Column stores

October 7, 2007

In applications which need to manage entities with a flexible set of attributes, like Daisy’s documents, a typical problem is how to store this data in a relational database.

The most straightforward approach is using a big table containing tripples {entity ID, attribute ID, value}. This is the approach currently used in Daisy, although the ‘tripples’ are somewhat more complex: there are multiple ‘value’-columns for the different data types, indexes for multi-value and hierarchical fields, and some more. The problem with the tripple-table-approach is that searching on multiple fields requires lots of self-joins of this table.

Since documents in Daisy follow a document type, and each document type has a certain number of fields, another approach might be to dynamically create a database table corresponding to each document type. There are however a few reasons that would make this approach in Daisy complex: the type of a document in Daisy can be dynamically changed (and history of documents needs to be kept), fields can be multi-valued and hierarchical, the same Daisy field type can be shared between multiple document types, …

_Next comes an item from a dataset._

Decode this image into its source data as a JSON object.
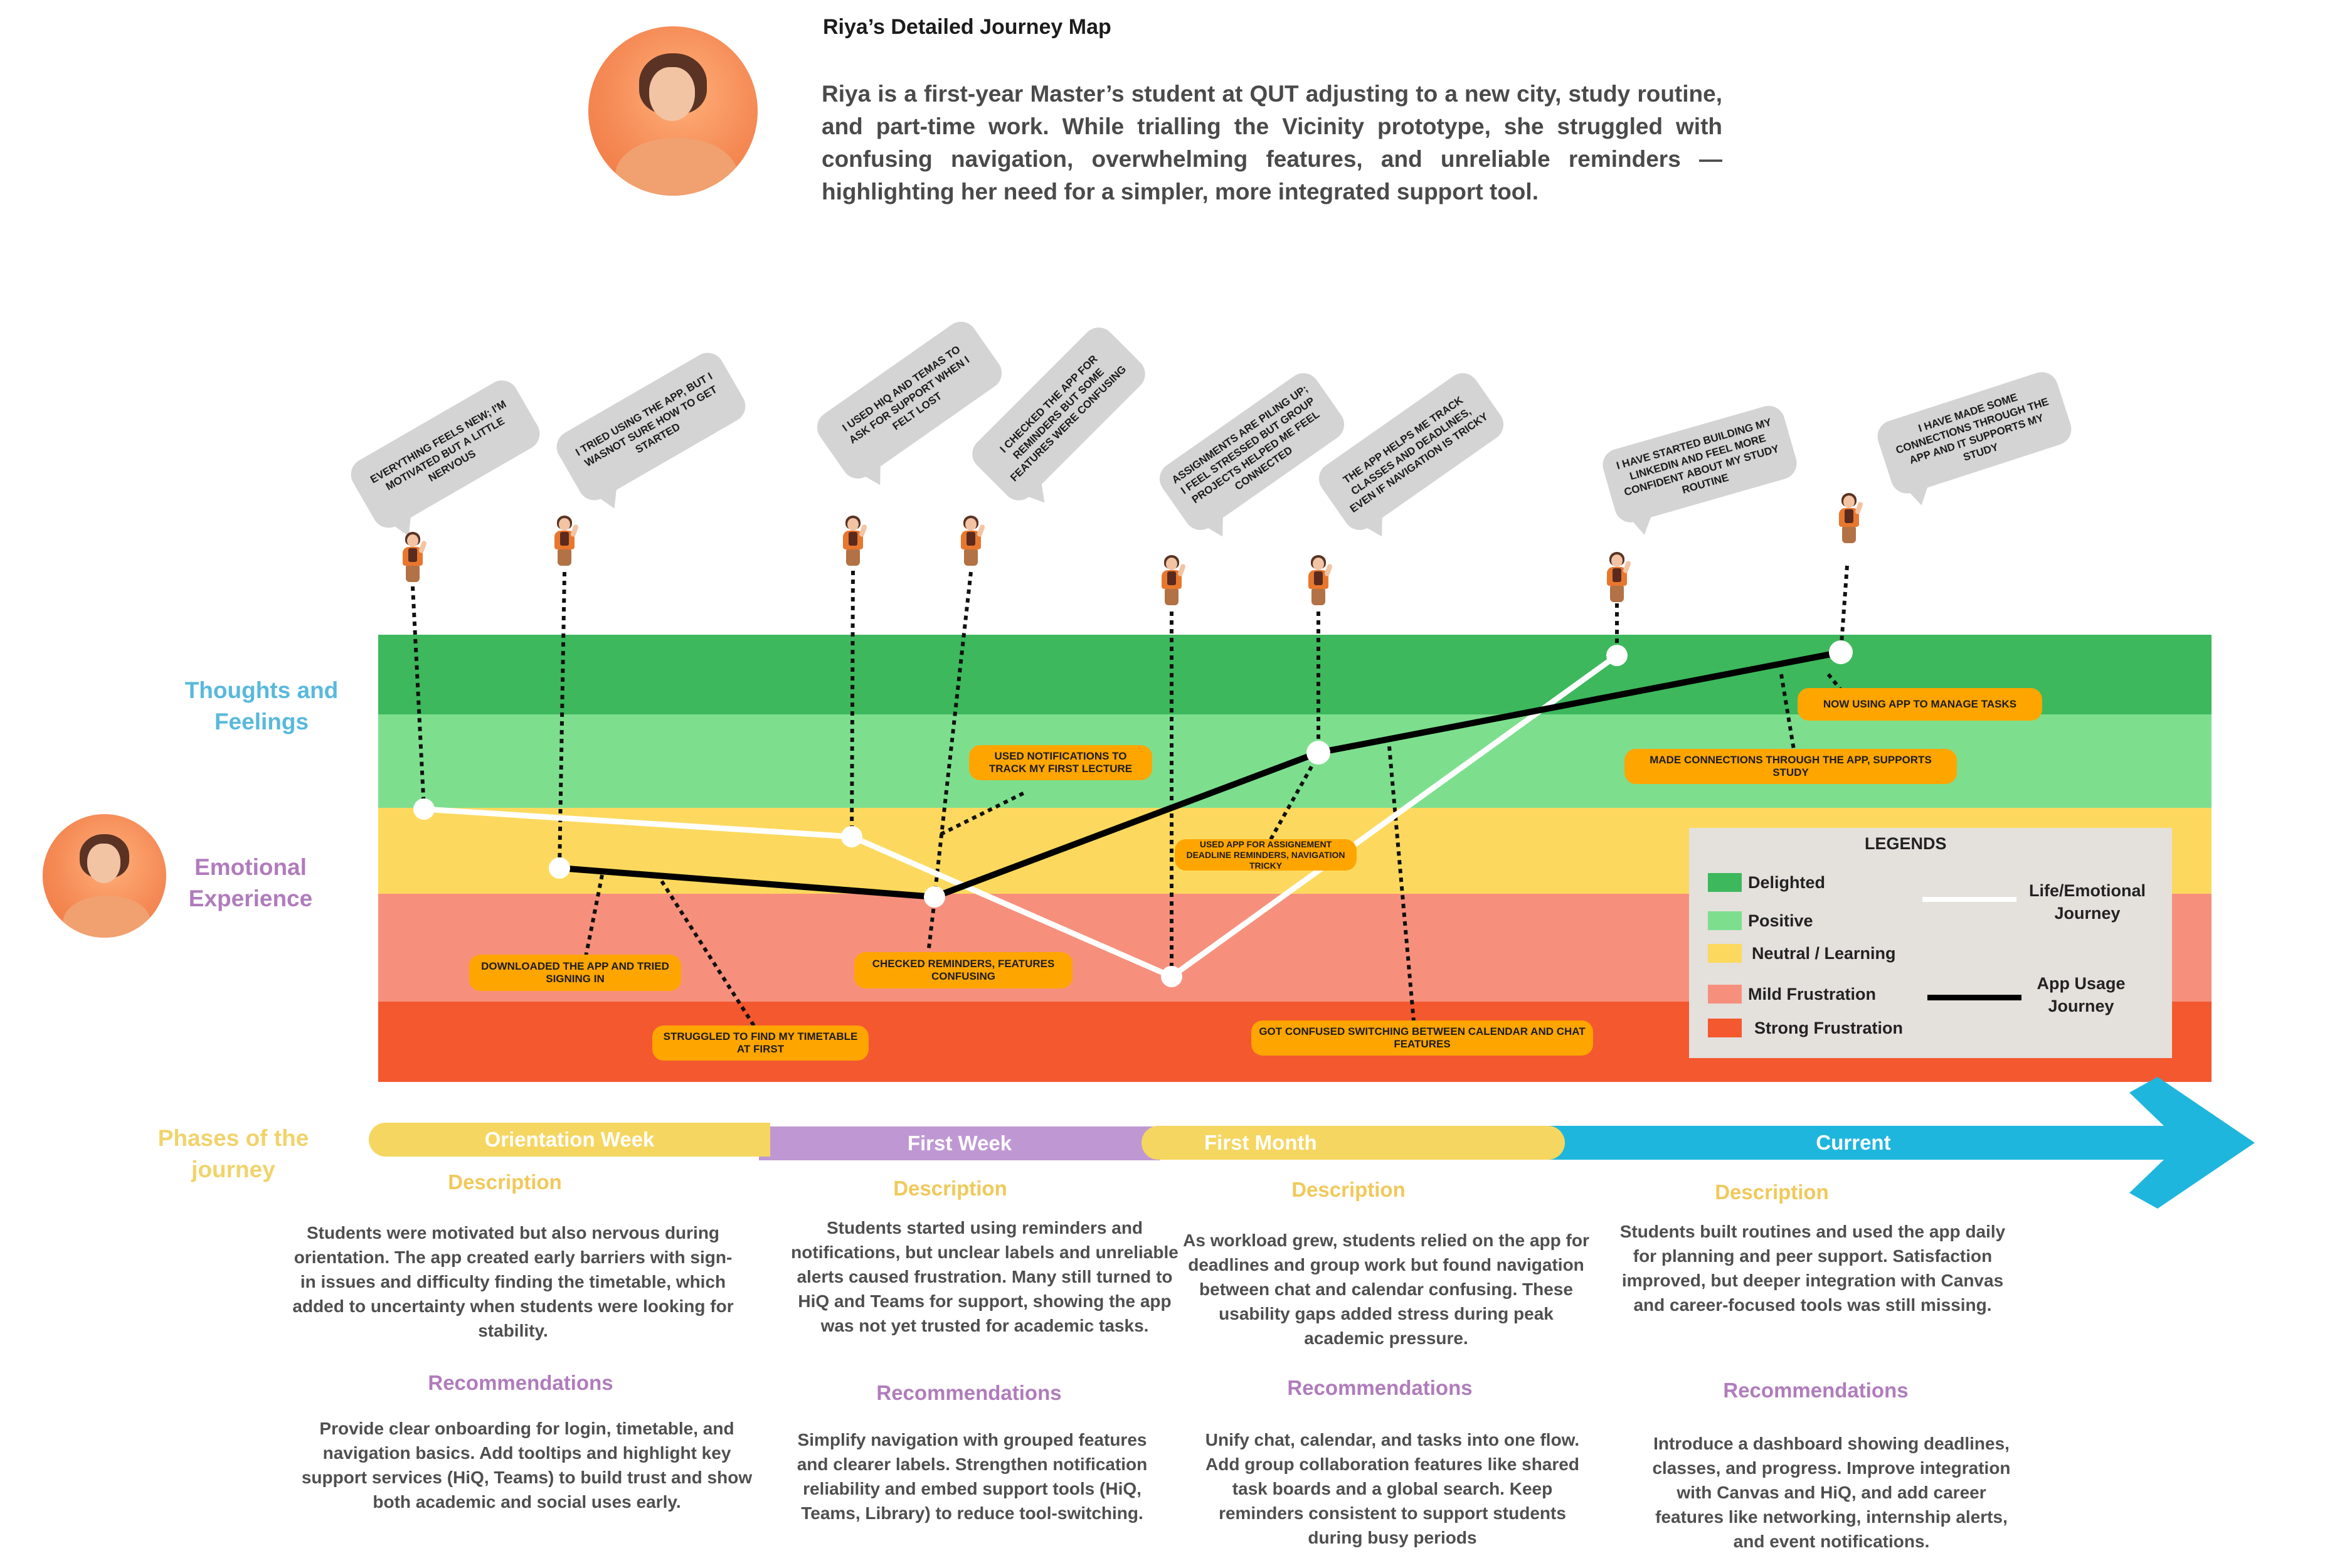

So using a traditional RDBMS has always felt a bit wrong. Some time ago I came across MonetDB, which uses “a storage model based on vertical fragmentation” (also called a decomposed storage model). The concept is easy to understand: a traditional database stores data per row, while this database stores data per column. In each column, only non-null values are stored, so it is ideal for sparse data. The cost of adding a new column is unrelated to the current number of rows or columns (5 or 5 million columns, it doesn’t matter). Adding a new record might be a bit more expensive, but query performance is better. MonetDB can also be used as an XML database and shows superior XQuery performance.

Recently I found a number of other papers on these topics:

The second paper shows that using a column-oriented approach in a classical database (using one table per property) already has a good query-advantage over the traditional tripple-approach: [...] average query times go from around 100 seconds to around 40 seconds However: [...] by using a column-oriented DBMS [...] queries now run in an average of 3 seconds.

Up to now, our current field-storage approach is still working fine, but as datasets grow and queries become more complex, it is interesting to know there are others (especially the RDF crowd) thinking about these problems.

Next to all this, an interesting observation is that Alfresco and Jackrabbit are using Lucene for all their searching needs. I have not yet thought much about this approach, so I don’t know how well Daisy’s current query language can be implemented on this basis, but it’s sure an interesting path to investigate too, especially as it would unite full-text and metadata searches on a low level.